Wednesday, December 20, 2017 – Got Your Petunia Covered?
This is station HWIT wishing you a good morning! It is a balmy 72 degrees this morning in The Lone Star State. And the sun is shining in a cloudless blue sky.
If you are headed to Texas for the holidays you will need to pack the following:
Fleece lined shirts
Hats with ear coverings
The morning temperature five days from now for Christmas Day morning in the Houston area is predicted to be 28 degrees. So prepare to protect your petunia. Cover it and keep it warm.
That is a good transition to Story Time with your host Fanny Faust. I understand, Fanny, that you are going to give us the background of your family’s story of “Cover your petunia.”
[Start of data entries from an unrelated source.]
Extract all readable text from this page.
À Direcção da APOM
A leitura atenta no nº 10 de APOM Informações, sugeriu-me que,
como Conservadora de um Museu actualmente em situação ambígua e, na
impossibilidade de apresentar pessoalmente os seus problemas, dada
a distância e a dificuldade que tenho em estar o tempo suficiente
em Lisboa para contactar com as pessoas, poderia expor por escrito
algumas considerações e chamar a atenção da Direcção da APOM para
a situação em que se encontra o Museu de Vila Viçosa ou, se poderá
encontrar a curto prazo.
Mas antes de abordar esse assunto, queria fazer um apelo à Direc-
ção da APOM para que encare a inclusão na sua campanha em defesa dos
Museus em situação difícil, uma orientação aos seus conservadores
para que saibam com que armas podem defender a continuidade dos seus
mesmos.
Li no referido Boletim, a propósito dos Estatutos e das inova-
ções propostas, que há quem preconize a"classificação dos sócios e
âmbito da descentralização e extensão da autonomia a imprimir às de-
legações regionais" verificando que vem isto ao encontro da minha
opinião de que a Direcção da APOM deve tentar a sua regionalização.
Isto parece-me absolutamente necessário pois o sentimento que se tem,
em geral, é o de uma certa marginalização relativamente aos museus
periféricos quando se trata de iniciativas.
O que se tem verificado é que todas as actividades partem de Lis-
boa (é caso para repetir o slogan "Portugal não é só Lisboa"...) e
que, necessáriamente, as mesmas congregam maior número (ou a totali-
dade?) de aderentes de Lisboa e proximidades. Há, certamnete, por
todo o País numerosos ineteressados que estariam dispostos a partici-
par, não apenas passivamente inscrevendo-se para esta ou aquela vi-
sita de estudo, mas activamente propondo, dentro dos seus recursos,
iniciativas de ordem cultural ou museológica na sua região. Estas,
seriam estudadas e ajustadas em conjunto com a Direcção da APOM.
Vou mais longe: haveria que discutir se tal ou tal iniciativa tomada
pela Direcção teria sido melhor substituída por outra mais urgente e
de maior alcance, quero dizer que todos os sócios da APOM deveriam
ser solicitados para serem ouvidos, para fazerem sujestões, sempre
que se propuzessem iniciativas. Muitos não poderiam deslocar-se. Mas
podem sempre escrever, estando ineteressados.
That is correct, Unnamed DJ. The origin of the petunia covering saying began sometime in the 1930’s in Flora, Louisiana. The bustling town of Flora served as a pumping station for Standard Oil and served as a sawmill town owned by Weaver Brothers Lumber Corporation. Side bar: Standard became Exxon-Mobile, Chevron, and BP depending on where you live.
Like most sawmill towns there was a commissary. While the Weaver Brothers Commissary served as the store for general merchandise, it also served as the gathering place for the town folk to catch up on the local happenings and to pick their mail at the post office. Think of it as the social media of its day.
In most general stores of the day there was a large log burning pot-bellied stove that served as the heat for the store. Like most fires of this type used for warmth, one tends to freeze on one side and scorch on the other.
I am going use the person’s real name because she has been long gone and lives only in the petunia story. I am not certain how far Margie Cook had to walk from her house to Weaver Brothers Commissary, but one frigid bitter cold morning she rushed into the store, ran to the stove and hiked up her skirt to receive the warmth of the fire.
As warmth was achieved she dropped her skirt, gave a contented sigh, turned around and announced for all to hear “It was so cold last night my petunia froze!”
Sadly for Margie Cook the petunia story was frozen in time and history. The postal clerk had just put up the mail and the entire Weaver Brother’s Commissary was filled with town folk from Flora who just witnessed Margie Cook flash her petunia and announce just how cold it was in Flora, Louisiana the night before.
For decades when the weather turns cold (like 40 degrees in Texas) family members communicate to ask “Got your petunia is covered?” I hope yours is covered.
Thank you so much Fanny. I will need to double, maybe triple my petunia coverings this Christmas. That’s all for today. Station HWIT – Peace and Petunias Out!